Symptoms must be present for six months to meet the full ME/CFS diagnostic threshold, but management strategies don’t have to wait that long. Pacing – carefully managing activity levels to stay within your energy limits before triggering PEM – carries the most consistent support across patient communities and current clinical guidance. It’s a strategic approach to staying within your energy envelope, not a passive instruction to rest indefinitely.

What This Means for You

Limited access to healthcare and a lack of providers who know how to recognize ME/CFS are two of the primary reasons most patients remain undiagnosed. That means patients often need to arrive at appointments informed – using the specific language of diagnostic criteria and naming post-exertional malaise, unrefreshing sleep, and orthostatic intolerance explicitly, rather than simply describing “tiredness.”

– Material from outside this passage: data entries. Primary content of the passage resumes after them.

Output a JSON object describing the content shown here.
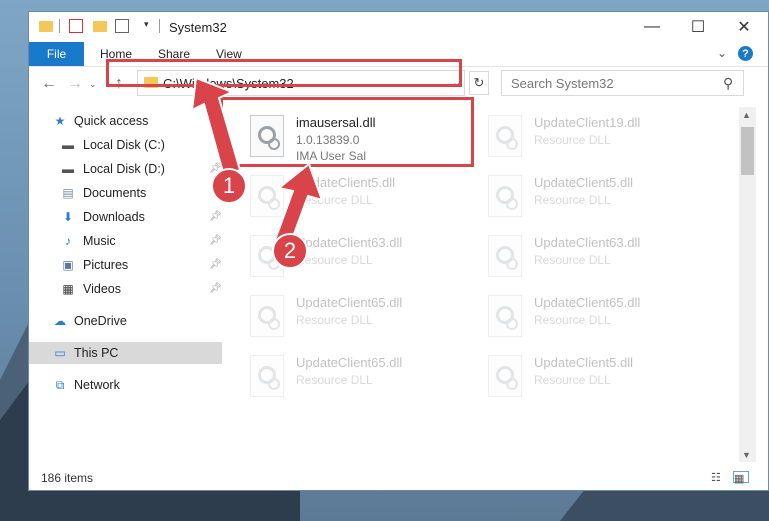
{
  "window": {
    "title": "System32"
  },
  "ribbon": {
    "tabs": [
      "File",
      "Home",
      "Share",
      "View"
    ],
    "help": "?"
  },
  "nav": {
    "address": "C:\\Windows\\System32",
    "search_placeholder": "Search System32"
  },
  "sidebar": {
    "items": [
      {
        "label": "Quick access",
        "icon": "star-icon"
      },
      {
        "label": "Local Disk (C:)",
        "icon": "drive-icon"
      },
      {
        "label": "Local Disk (D:)",
        "icon": "drive-icon"
      },
      {
        "label": "Documents",
        "icon": "documents-icon"
      },
      {
        "label": "Downloads",
        "icon": "download-icon"
      },
      {
        "label": "Music",
        "icon": "music-icon"
      },
      {
        "label": "Pictures",
        "icon": "pictures-icon"
      },
      {
        "label": "Videos",
        "icon": "videos-icon"
      },
      {
        "label": "OneDrive",
        "icon": "cloud-icon"
      },
      {
        "label": "This PC",
        "icon": "pc-icon"
      },
      {
        "label": "Network",
        "icon": "network-icon"
      }
    ]
  },
  "files": [
    {
      "name": "imausersal.dll",
      "line1": "1.0.13839.0",
      "line2": "IMA User Sal"
    },
    {
      "name": "UpdateClient19.dll",
      "line1": "Resource DLL"
    },
    {
      "name": "UpdateClient5.dll",
      "line1": "Resource DLL"
    },
    {
      "name": "UpdateClient5.dll",
      "line1": "Resource DLL"
    },
    {
      "name": "UpdateClient63.dll",
      "line1": "Resource DLL"
    },
    {
      "name": "UpdateClient63.dll",
      "line1": "Resource DLL"
    },
    {
      "name": "UpdateClient65.dll",
      "line1": "Resource DLL"
    },
    {
      "name": "UpdateClient65.dll",
      "line1": "Resource DLL"
    },
    {
      "name": "UpdateClient65.dll",
      "line1": "Resource DLL"
    },
    {
      "name": "UpdateClient5.dll",
      "line1": "Resource DLL"
    }
  ],
  "status": {
    "items": "186 items"
  },
  "annotations": {
    "badge1": "1",
    "badge2": "2"
  },
  "colors": {
    "accent": "#1979ca",
    "highlight": "#d9434a"
  }
}
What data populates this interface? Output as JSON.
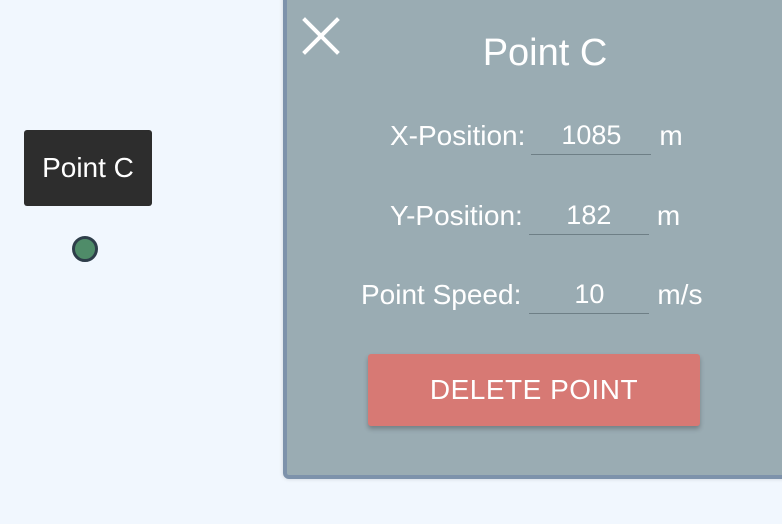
{
  "map": {
    "point_label": "Point C",
    "point_color": "#4f8c69"
  },
  "panel": {
    "close_icon": "close-x-icon",
    "title": "Point C",
    "fields": [
      {
        "label": "X-Position:",
        "value": "1085",
        "unit": "m"
      },
      {
        "label": "Y-Position:",
        "value": "182",
        "unit": "m"
      },
      {
        "label": "Point Speed:",
        "value": "10",
        "unit": "m/s"
      }
    ],
    "delete_label": "DELETE POINT",
    "delete_color": "#d77974"
  }
}
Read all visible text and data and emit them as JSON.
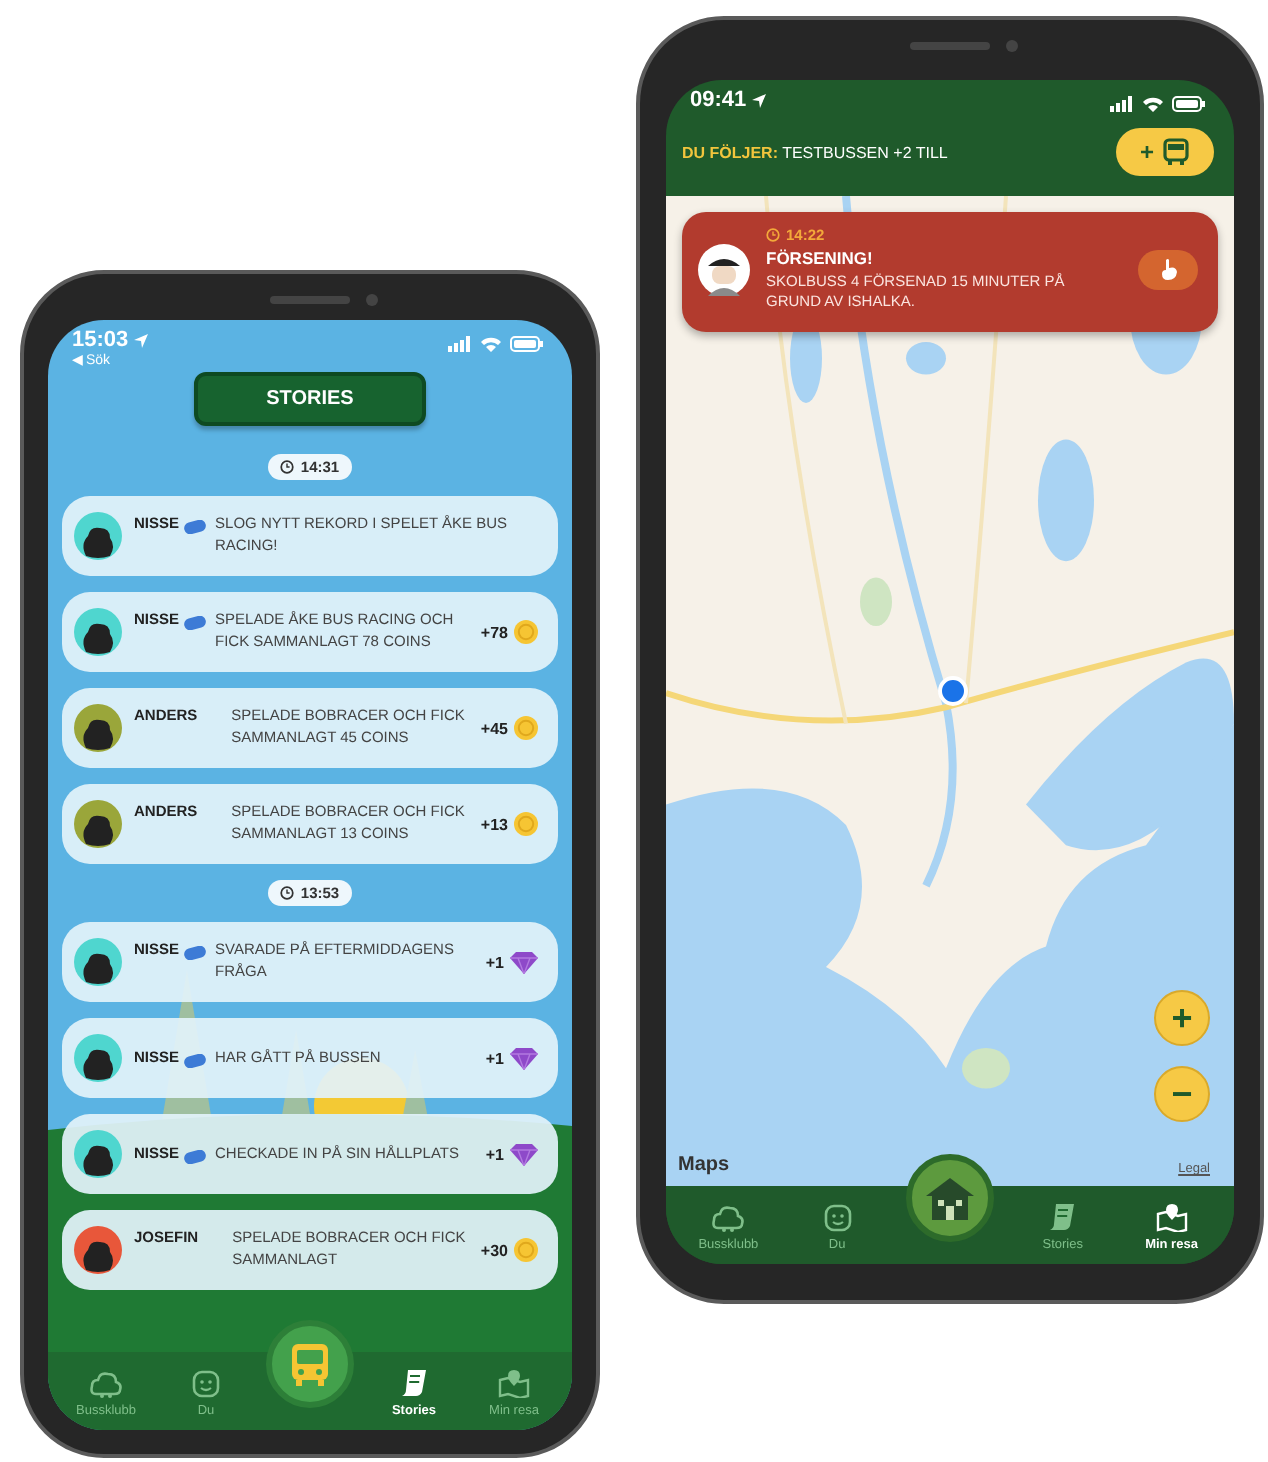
{
  "stories_screen": {
    "status_bar": {
      "time": "15:03",
      "back": "◀ Sök"
    },
    "title": "STORIES",
    "feed": [
      {
        "kind": "time",
        "time": "14:31"
      },
      {
        "kind": "story",
        "name": "NISSE",
        "badge": true,
        "color": "#4fd6cf",
        "text": "SLOG NYTT REKORD I SPELET ÅKE BUS RACING!"
      },
      {
        "kind": "story",
        "name": "NISSE",
        "badge": true,
        "color": "#4fd6cf",
        "text": "SPELADE ÅKE BUS RACING OCH FICK SAMMANLAGT 78 COINS",
        "reward": {
          "amount": "+78",
          "kind": "coin"
        }
      },
      {
        "kind": "story",
        "name": "ANDERS",
        "badge": false,
        "color": "#9aa63a",
        "text": "SPELADE BOBRACER OCH FICK SAMMANLAGT 45 COINS",
        "reward": {
          "amount": "+45",
          "kind": "coin"
        }
      },
      {
        "kind": "story",
        "name": "ANDERS",
        "badge": false,
        "color": "#9aa63a",
        "text": "SPELADE BOBRACER OCH FICK SAMMANLAGT 13 COINS",
        "reward": {
          "amount": "+13",
          "kind": "coin"
        }
      },
      {
        "kind": "time",
        "time": "13:53"
      },
      {
        "kind": "story",
        "name": "NISSE",
        "badge": true,
        "color": "#4fd6cf",
        "text": "SVARADE PÅ EFTERMIDDAGENS FRÅGA",
        "reward": {
          "amount": "+1",
          "kind": "gem"
        }
      },
      {
        "kind": "story",
        "name": "NISSE",
        "badge": true,
        "color": "#4fd6cf",
        "text": "HAR GÅTT PÅ BUSSEN",
        "reward": {
          "amount": "+1",
          "kind": "gem"
        }
      },
      {
        "kind": "story",
        "name": "NISSE",
        "badge": true,
        "color": "#4fd6cf",
        "text": "CHECKADE IN PÅ SIN HÅLLPLATS",
        "reward": {
          "amount": "+1",
          "kind": "gem"
        }
      },
      {
        "kind": "story",
        "name": "JOSEFIN",
        "badge": false,
        "color": "#e8573a",
        "text": "SPELADE BOBRACER OCH FICK SAMMANLAGT",
        "reward": {
          "amount": "+30",
          "kind": "coin"
        }
      }
    ],
    "nav": [
      {
        "label": "Bussklubb",
        "selected": false
      },
      {
        "label": "Du",
        "selected": false
      },
      {
        "label": "Stories",
        "selected": true
      },
      {
        "label": "Min resa",
        "selected": false
      }
    ]
  },
  "map_screen": {
    "status_bar": {
      "time": "09:41"
    },
    "following": {
      "label": "DU FÖLJER:",
      "value": "TESTBUSSEN +2 TILL"
    },
    "add_button": "+",
    "alert": {
      "time": "14:22",
      "title": "FÖRSENING!",
      "message": "SKOLBUSS 4 FÖRSENAD 15 MINUTER PÅ GRUND AV ISHALKA."
    },
    "zoom_in": "+",
    "zoom_out": "−",
    "attribution": "Maps",
    "legal": "Legal",
    "nav": [
      {
        "label": "Bussklubb",
        "selected": false
      },
      {
        "label": "Du",
        "selected": false
      },
      {
        "label": "Stories",
        "selected": false
      },
      {
        "label": "Min resa",
        "selected": true
      }
    ]
  }
}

If you’ve been told your exhaustion is stress, aging, or anxiety, and that explanation has never fully fit, consider requesting a formal evaluation using the 2015 National Academy of Medicine criteria. Diagnosis may take time – the 29% of patients who waited five or more years know that well – but it changes access to everything: pacing strategies, specialist referrals, disability support, and, eventually, tools like the 96%-accurate EpiSwitch blood test now in development. The condition is documented, the biology is real, and the first step out of the diagnostic gap is knowing exactly what to ask for.

Disclaimer: This information is not intended to be a substitute for professional medical advice, diagnosis, or treatment and is for information only. Always seek the advice of your physician or another qualified health provider with any questions about your medical condition and/or current medication. Do not disregard professional medical advice or delay seeking advice or treatment because of something you have read here.

AI Disclaimer: This article was created with the assistance of AI tools and reviewed by a human editor.